Like most babies around his age, Elijah likes to scoot on the floor on his tummy. But that is risky because of potential damage to skin on his arms. “I’m always wondering what I should let him do, and whether I should do this, or that. Should I use a cream or what? It’s so hard to know right in the moment,” Thompson said.

Brett Kopelan understands. He’s the father of 9-year-old Rafaella, and has his own stories. Like the time one day when his daughter was acting out.

“We told her, ‘Don’t you know how lucky you are? You have two parents who love you very much.’ She said, ‘I’m not lucky, I have EB.’ But we try to get her to understand that although she does have EB, it’s only a part of her,” said Kopelan, executive director of DEBRA of America, a nonprofit that supports the EB community.

For the most part, Rafaella does understand. “She gets stared at and it used to bother her, but now when it happens she just says hi,” said Kopelan, whose family lives just outside New York City. His wife no longer works so she can help care for their daughter.

But it’s been a long road. Rafaella was born two weeks late, missing skin on both feet and on the back of one hand. “We were told not to worry, that she was probably just overcooked,” Kopelan said. Nine days later Rafaella was diagnosed with the recessive dystrophic form of EB, which involves collagen production.

Rachelle Kopelan, age 9. (Photo courtesy of Brett Kopelan_

Hoping for a dramatic improvement in the disease, her parents had her undergo a bone marrow transplant in 2010. While the procedure was considered successful overall, its net outcome is complex.

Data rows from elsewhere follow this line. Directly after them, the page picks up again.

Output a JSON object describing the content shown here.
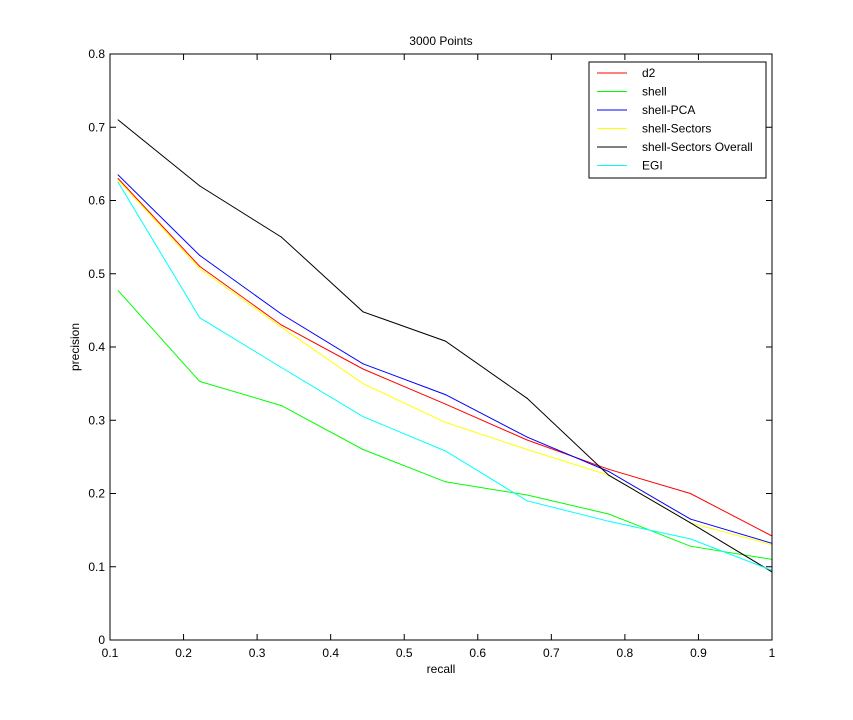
{
  "chart_data": {
    "type": "line",
    "title": "3000 Points",
    "xlabel": "recall",
    "ylabel": "precision",
    "xlim": [
      0.1,
      1
    ],
    "ylim": [
      0,
      0.8
    ],
    "xticks": [
      0.1,
      0.2,
      0.3,
      0.4,
      0.5,
      0.6,
      0.7,
      0.8,
      0.9,
      1
    ],
    "xtick_labels": [
      "0.1",
      "0.2",
      "0.3",
      "0.4",
      "0.5",
      "0.6",
      "0.7",
      "0.8",
      "0.9",
      "1"
    ],
    "yticks": [
      0,
      0.1,
      0.2,
      0.3,
      0.4,
      0.5,
      0.6,
      0.7,
      0.8
    ],
    "ytick_labels": [
      "0",
      "0.1",
      "0.2",
      "0.3",
      "0.4",
      "0.5",
      "0.6",
      "0.7",
      "0.8"
    ],
    "grid": false,
    "legend_position": "top-right",
    "x": [
      0.111,
      0.222,
      0.333,
      0.444,
      0.556,
      0.667,
      0.778,
      0.889,
      1.0
    ],
    "series": [
      {
        "name": "d2",
        "color": "#ff0000",
        "values": [
          0.63,
          0.51,
          0.43,
          0.37,
          0.322,
          0.273,
          0.233,
          0.2,
          0.142
        ]
      },
      {
        "name": "shell",
        "color": "#00ff00",
        "values": [
          0.477,
          0.353,
          0.32,
          0.26,
          0.216,
          0.198,
          0.172,
          0.128,
          0.11
        ]
      },
      {
        "name": "shell-PCA",
        "color": "#0000ff",
        "values": [
          0.635,
          0.525,
          0.445,
          0.377,
          0.335,
          0.277,
          0.23,
          0.165,
          0.132
        ]
      },
      {
        "name": "shell-Sectors",
        "color": "#ffff00",
        "values": [
          0.628,
          0.507,
          0.427,
          0.35,
          0.297,
          0.26,
          0.225,
          0.16,
          0.13
        ]
      },
      {
        "name": "shell-Sectors Overall",
        "color": "#000000",
        "values": [
          0.71,
          0.62,
          0.55,
          0.448,
          0.408,
          0.33,
          0.225,
          0.16,
          0.093
        ]
      },
      {
        "name": "EGI",
        "color": "#00ffff",
        "values": [
          0.625,
          0.44,
          0.372,
          0.305,
          0.258,
          0.19,
          0.162,
          0.138,
          0.095
        ]
      }
    ]
  }
}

“Medically she’s doing well, she’s producing protein she didn’t before,” Kopelan said. “On the other hand, she still has a serious case of EB.”

He said the surgery is hard on the patient and the family. “It’s a god-awful procedure. If you think a common cold can kill you because your immune system is knocked out … Transplants are serious and dangerous.”

Considering the amount of treatment and therapy in progress, Kopelan said, he’s unsure whether he’d be willing to take the same risk today. “When Rafi was born in 2007, there was no biotechnology or pharmaceutical work being done for EB patients. Now, 10 companies are pursuing.”

Still, he said the bone marrow transplant procedure has changed dramatically over the years. In particular, an experimental treatment led by the University of Minnesota is truly groundbreaking. “The procedure overall is safer, there aren’t as many side effects, and it’s potentially more effective,” he said.

Advancements are surely needed, Kopeland said, because the quality of life for many EB patients is often very low. “You have to keep wounds clean, and there’s a constant risk of life-threatening infection,” he said. “You know how you get a paper cut and put Purell on it and it stings? Imagine if you had this over 60 percent of your body. You’re in a constant state of pain with very little relief.”

Each morning, the Kopelans go through a 90-minute ritual of wound care and prevention, followed by a two-hour after-school routine with their only child. Rafaella uses methadone for pain and a gastrointestinal tube for most of her caloric intake. Every four months or so she has her esophagus dilated. Then there are trips to Cincinnati Children’s Hospital Medical Center, where she sees a host of specialists.

“The daily routines are arduous, painful, anxiety-producing,” Kopelan said. “Just going to the bathroom is painful. My daughter wakes up scared every morning that her PJs are stuck to her.”

Still, he said that Rafaella, like most children with EB, does all she can to live a normal life. When she isn’t speaking to large groups globally about the disease, she loves playing with her dog and singing, drawing and painting. Although accompanied by a nurse to help with bathroom visits, Rafaella attends a regular school.

“The kid’s got a great spirit,” Kopelan said. “And she’s got really great friends.”